Saturday, May 27, 2017

Eyang kami –eyang Tjo






Ini eyang kami, ibu dari Bapak. Tjo, konon karena eyang kakung  seorang jekso- jaksa. Nanti ya, saya tanya Jekso di Tuban atau Bojonegoro. Masa kecil saya, eyang sering mendongeng. Ada satu dongeng yang diulang berkali-kalipun saya tetap senang mendengarkan. Kisah bebek dan kera. Didongengkan menggunakan bahasa Jawa, bebek menjadi sang Bibik, dan kera menjadi sang Ketik (Ketek).

Terkisah sesuai kodratnya sang Bibik yang bebek pastinya pandai berenang, sedangkan san Ketik tidak pandai berenang. Apa hubungannya dengan kepandaian berenang?  Pada suatu ketika, sang Bibik berlayar di suatu sungai, dengan perahu yang terbuat dari intip (kerak nasi) dan layar dari gereh (ikan asin).  Sang ketik melihat dari ketinggian pepohonan. Sang Ketik merayu sang Bibik untuk ikut berlayar. Sang Bibik menolak, sang Ketik ditengarai sebagai suka makan, sang Bibik takt perahu layarnya dimakan sang Ketik. Sang Ketik menghiba, berjanji tak akan memakan perahu dan layarnya. Sang Ketik  ingin naik perahu.

Akhirnya sang Bibik merasa kasihan. Diijinkan sang Ketik naik perahu dengan janji tidak akan makan perahu dan layarnya. Berlayarlah ke duanya. Sang Bibik bersenandung: Ri…ri..tur…praune intip (perahunya intip), layare gereh (layarnya ikan asin). Begitu dilagukan sang Bibik berulang-ulang. Sampai suatu ketika, Ri…ri..tur…praune intip, layare gereh…………….Krikit…krokot….Lha, ada krikit dan krokot, karena sang Ketik tak tahan lagi. Menggigit inti lalu gereh. Sang Bibik terkejut dan mengingatkan: Jangan Ketik, nanti perahunya karam. Sang Ketik segera meminta maaf, berjanji tak kan mengulang.
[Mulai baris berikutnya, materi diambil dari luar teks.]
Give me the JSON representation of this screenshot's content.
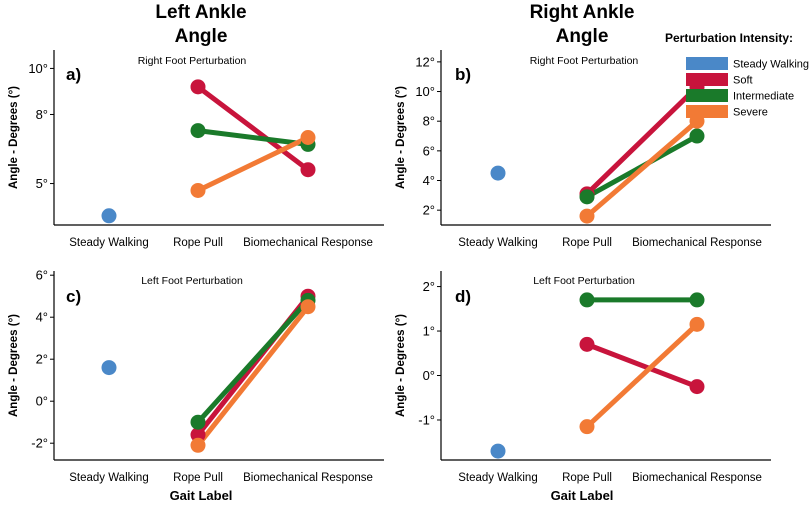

Namun janji tinggal janji, setelah berulang sang ketik lupa dan tak bisa menahan diri untuk tisak menggigit perahu dan ikan asin, karamlah perahunya. Sang ketik tenggelam, sang Bibik berenang.

Dongeng dengan pesan moral ini saya dongengkan pada sulung menggunakan bahasa Indonesia. Senang bisa membagi kebahagiaan masa kecil bersama eyang bersama bungsu.